鞠塢は小西家の協力を得て文政三年(一八二〇年)に京都妙顕寺本行院に新たに光琳墓を建てた。抱一宛には小西家から光琳下絵三八〇枚を預かった(現存しない)。これを元に抱一は文政九年(一八二六年)に増補版『光琳百図』を刊行した。『光琳百図』には乾山が光琳二世を襲名したなど鞠塢がもたらした新たな知見も掲載されている。
また鞠塢は小西家から「光悦より空中(光悦養子の長男)より乾山伝来の陶器製法」の秘伝書一冊を得た(これも現存しない)。かねてから焼物に興味があったようで伝書を携えて京焼の本場粟田口に尾形周平を訪ねた。周平は高橋道八の三男で乾山焼に魅せられて姓を尾形に改めた人である。次兄は仁阿弥道八。いずれも名工として知られる。仁阿弥道八は今回紹介した乾也作『色絵桜楓文鉢』の本歌(お手本)になった『色絵桜楓文透鉢』を作った人である。
周平から焼物の手ほどきを受けたことで鞠塢の焼物熱はさらに高まったようで、文政三年(一八二〇年)に周平とその弟子三人を引き連れて江戸に戻ると向島の自邸梅屋敷内に窯を築いた。今日「すみだ川焼」として知られる陶器である。鞠塢の京都行きは光琳事蹟調査のためだったが期せずして乾山の陶芸に繋がったわけだ。
それとは別に抱一は文政六年(一八二三年)に古筆鑑定家十代・古筆了伴の茶会に招かれ、了伴の四方山話から乾山墓が上野の禅養寺にあることを知った。抱一はさっそく禅養寺に乾山記念碑を建立し『乾山遺墨』を刊行した。全四十三点が掲載されているが書画三十四点で乾山本業の陶器はわずか五点である。抱一の時代すでに乾山贋作・模倣作が溢れかえっており、光琳真作の目利きには自信があったが乾山真贋判定は難儀だったのだろう。
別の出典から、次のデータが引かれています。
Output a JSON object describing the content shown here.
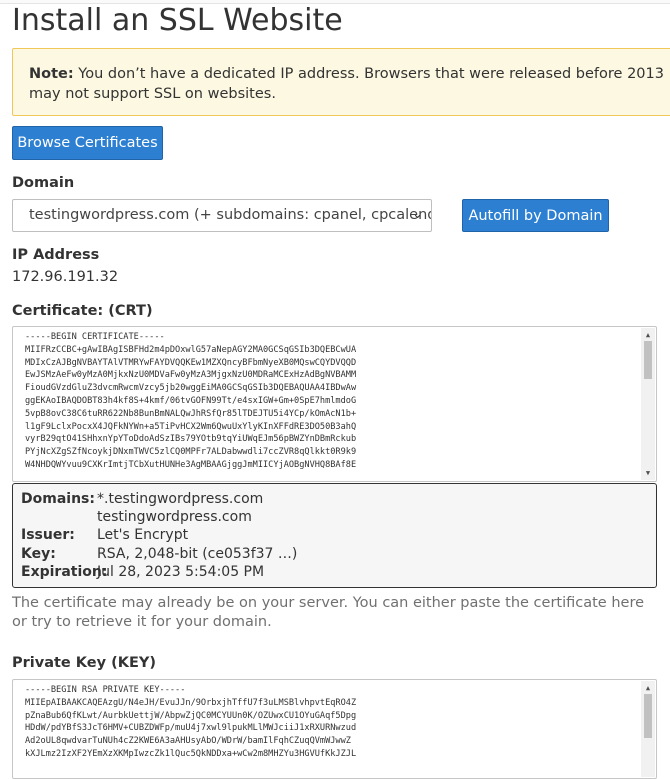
{
  "page": {
    "title": "Install an SSL Website"
  },
  "note": {
    "label": "Note:",
    "text": " You don’t have a dedicated IP address. Browsers that were released before 2013 may not support SSL on websites.",
    "continuation": "websites."
  },
  "buttons": {
    "browse": "Browse Certificates",
    "autofill": "Autofill by Domain"
  },
  "domain": {
    "label": "Domain",
    "selected": "testingwordpress.com    (+ subdomains: cpanel, cpcalendars, cpcontacts, mail, webdisk, webmail, www)"
  },
  "ip": {
    "label": "IP Address",
    "value": "172.96.191.32"
  },
  "certificate": {
    "label": "Certificate: (CRT)",
    "lines": [
      "-----BEGIN CERTIFICATE-----",
      "MIIFRzCCBC+gAwIBAgISBFHd2m4pDOxwlG57aNepAGY2MA0GCSqGSIb3DQEBCwUA",
      "MDIxCzAJBgNVBAYTAlVTMRYwFAYDVQQKEw1MZXQncyBFbmNyeXB0MQswCQYDVQQD",
      "EwJSMzAeFw0yMzA0MjkxNzU0MDVaFw0yMzA3MjgxNzU0MDRaMCExHzAdBgNVBAMM",
      "FioudGVzdGluZ3dvcmRwcmVzcy5jb20wggEiMA0GCSqGSIb3DQEBAQUAA4IBDwAw",
      "ggEKAoIBAQDOBT83h4kf8S+4kmf/06tvGOFN99Tt/e4sxIGW+Gm+0SpE7hmlmdoG",
      "5vpB8ovC38C6tuRR622Nb8BunBmNALQwJhRSfQr85lTDEJTU5i4YCp/kOmAcN1b+",
      "l1gF9LclxPocxX4JQFkNYWn+a5TiPvHCX2Wm6QwuUxYlyKInXFFdRE3DO50B3ahQ",
      "vyrB29qtO41SHhxnYpYToDdoAdSzIBs79YOtb9tqYiUWqEJm56pBWZYnDBmRckub",
      "PYjNcXZgSZfNcoykjDNxmTWVC5zlCQ0MPFr7ALDabwwdli7ccZVR8qQlkkt0R9k9",
      "W4NHDQWYvuu9CXKrImtjTCbXutHUNHe3AgMBAAGjggJmMIICYjAOBgNVHQ8BAf8E"
    ]
  },
  "cert_info": {
    "domains_label": "Domains:",
    "domain1": "*.testingwordpress.com",
    "domain2": "testingwordpress.com",
    "issuer_label": "Issuer:",
    "issuer": "Let's Encrypt",
    "key_label": "Key:",
    "key": "RSA, 2,048-bit (ce053f37 …)",
    "expiration_label": "Expiration:",
    "expiration": "Jul 28, 2023 5:54:05 PM"
  },
  "help_text": "The certificate may already be on your server. You can either paste the certificate here or try to retrieve it for your domain.",
  "private_key": {
    "label": "Private Key (KEY)",
    "lines": [
      "-----BEGIN RSA PRIVATE KEY-----",
      "MIIEpAIBAAKCAQEAzgU/N4eJH/EvuJJn/9OrbxjhTffU7f3uLMSBlvhpvtEqRO4Z",
      "pZnaBub6QfKLwt/AurbkUettjW/AbpwZjQC0MCYUUn0K/OZUwxCU1OYuGAqf5Dpg",
      "HDdW/pdYBfS3JcT6HMV+CUBZDWFp/muU4j7xwl9lpukMLlMWJciiJ1xRXURNwzud",
      "Ad2oUL8qwdvarTuNUh4cZ2KWE6A3aAHUsyAbO/WDrW/bamIlFqhCZuqQVmWJwwZ",
      "kXJLmz2IzXF2YEmXzXKMpIwzcZk1lQuc5QkNDDxa+wCw2m8MHZYu3HGVUfKkJZJL"
    ]
  }
}
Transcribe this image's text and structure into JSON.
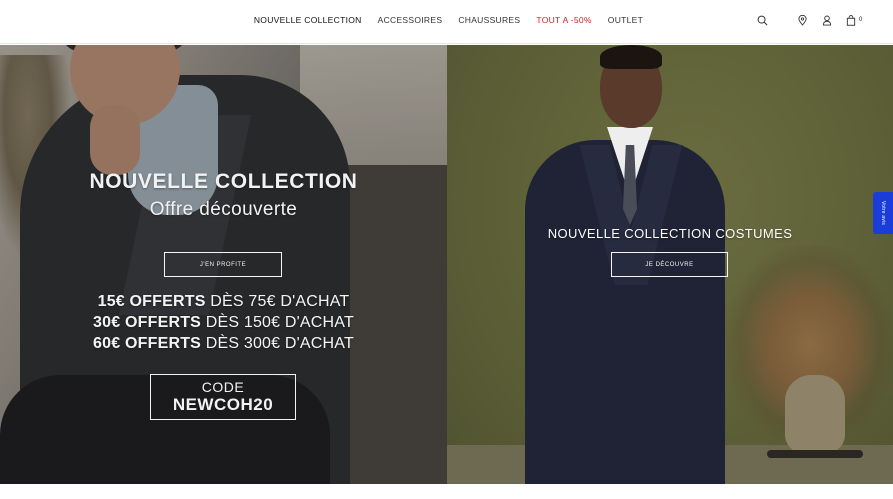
{
  "nav": {
    "items": [
      {
        "label": "NOUVELLE COLLECTION"
      },
      {
        "label": "ACCESSOIRES"
      },
      {
        "label": "CHAUSSURES"
      },
      {
        "label": "TOUT A -50%"
      },
      {
        "label": "OUTLET"
      }
    ],
    "sale_color": "#d42027"
  },
  "tools": {
    "icons": [
      "search-icon",
      "location-pin-icon",
      "user-icon",
      "bag-icon"
    ],
    "cart_count": "0"
  },
  "left_banner": {
    "title": "NOUVELLE COLLECTION",
    "subtitle": "Offre découverte",
    "button_label": "J'EN PROFITE",
    "offers": [
      {
        "amount": "15€ OFFERTS",
        "condition": " DÈS 75€ D'ACHAT"
      },
      {
        "amount": "30€ OFFERTS",
        "condition": " DÈS 150€ D'ACHAT"
      },
      {
        "amount": "60€ OFFERTS",
        "condition": " DÈS 300€ D'ACHAT"
      }
    ],
    "code_label": "CODE",
    "code_value": "NEWCOH20"
  },
  "right_banner": {
    "title": "NOUVELLE COLLECTION COSTUMES",
    "button_label": "JE DÉCOUVRE"
  },
  "side_tab": {
    "label": "Votre avis",
    "color": "#1a3cd8"
  }
}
このあたりにも抱一の実証的研究姿勢を見ることができる。
抱一展などをご覧になったかたはおわかりだろうが抱一作品は実に美しい。中には古寂びて見える作品もあるが保存状態の良いものは昨日描かれたように鮮やかだ。最高の絹(本格的日本画は絹に描くのが一般的)や絵の具を使っている。また画題の多くは花鳥風月である。抱一は美しい風物しか描かなかった。ちょっと奇妙な言い方になるが、なぜ生涯に渡って美しい風物ばかりをとことん美しく描き出そうとしたのか不思議に思えてくるほどの完成度である。しかしそれが抱一が生きた時代精神の反映だった。
【参考図版】酒井抱一『燕子花図屏風』
二曲一隻 絹本金地着色 享和元年(一八〇一年)年 出光美術館蔵
江戸後期は江戸文化の爛熟期だった。絵の世界では円山応挙、伊藤若冲、曾我蕭白、長沢蘆雪ら綺羅星のような絵師たちが京都画壇に現れた。谷文晁、田能村竹田、浦上玉堂、池大雅ら南画(文人画)の全盛期でもある。彼らはいわゆるハイ・アート作家だが庶民芸術はさらに盛んだった。無数の浮世絵や絵草紙、読本、滑稽本などが出版され浮世絵師の活躍の場はいくらでもあった。出版は戯作者や文人・俳人と結びついており封建の世だが身分を越えた交流も活発になっていた。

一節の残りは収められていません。